The cardinal stared at the bishop for a few seconds, and then at the encyclical in his hand. After that, he flagged down the waiter and ordered another bottle of wine.

CDF Condemns LCWR for Thomas Aquinas Invitation

By The Pope’s Fool News Service
August 22, 2014

The Popes Fool News Service (We Make Stuff Up)VATICAN CITY (TPF) — The Congregation for the Doctrine of the Faith (CDF) has issued a condemnation of the Leadership Conference of Women Religious for inviting St. Thomas Aquinas to speak at their upcoming leadership conference. Although Thomas Aquinas is a highly regarded theologian and a saint to boot, the CDF has found his work marred with errors. Specifically, the CDF objects to his concept of providence, claiming it is nothing but Conscious Evolution in disguise.  Cardinal Müller, prefect of the CDR, argued that since Conscious Evolution assumes that human beings are positioned at the crest of the ongoing evolution of the universe, any theology that mimics such an idea is flawed.

“The fundamental theses of Conscious Evolution are opposed to Christian Revelation,” observed Cardinal Müller, “and providence is just another name for it.” Cardinal Müller argued that the concept of providence is dangerous because it sees the universe in the process of a constant unfolding, with lifeforms in the physical universe gradually evolving in distinct ways in space-time, driving themselves towards greater complexity and greater consciousness. Even though Aquinas claims that this evolutionary flourishing is aimed at a Trinity-like love of God and fellow creatures in charity, Cardinal Müller feels such thought is unorthodox.

“Listen to this,” he said, “and I’m quoting here right from the Summa Theologica, Part One, Article 22. Aquinas argues that since God has provision over ‘spiritual things, and thus over the whole world as regards genus, species, and universal causes,’ so ‘to providence it belongs to order things towards an end. Now after the divine goodness, which is an extrinsic end to all things, the principal good in things themselves is the perfection of the universe.’”

“Perfection of the universe?” Mueller asked. “What kind of talk is that? And get this, from Article 47. ‘Divinity is better represented by the whole universe than by any single thing. … Not only are individual creatures images of God but so too is the whole cosmos.’ The cosmos as an image of God? Really? And don’t even get me started on Teilhard de Chardin,” he said. “I don’t know what got into Benedict,” he continued, referring to a 2009 homily in which Pope Benedict XVI referenced the great vision of Teilhard de Chardin: “in the end, we shall achieve a true cosmic liturgy, where the cosmos becomes a living host.”

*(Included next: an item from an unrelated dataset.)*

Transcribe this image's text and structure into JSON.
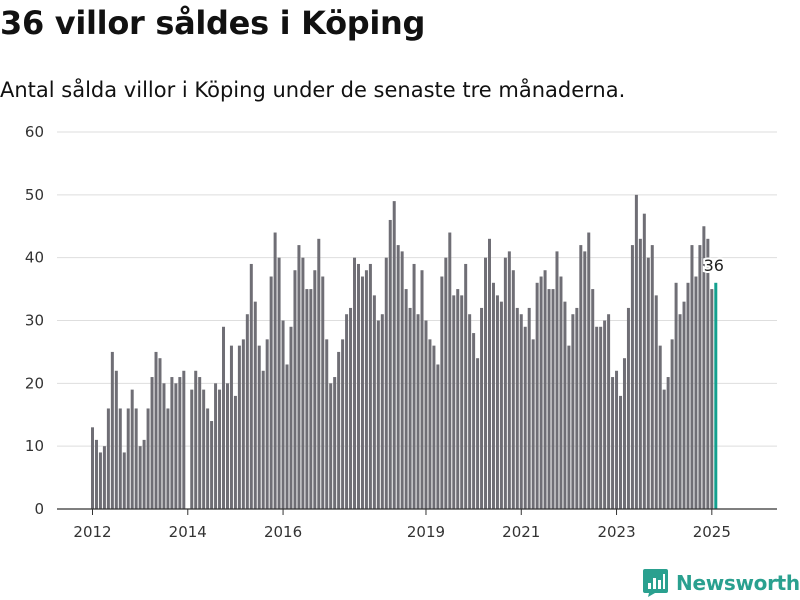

Müller told TPF that he wanted to make it clear he doesn’t want to gobble up particular theologians or otherwise stifle their exercise of intellectual freedom; his intention was merely to help them recover their true religious identity.

To avoid such mishaps in the future, and in keeping with the Church’s initiative of increasing transparency and accountability, Archbishop J. Peter (Why Me) Sartain will discuss future invitations with the leadership of the LCWR in meetings behind closed doors.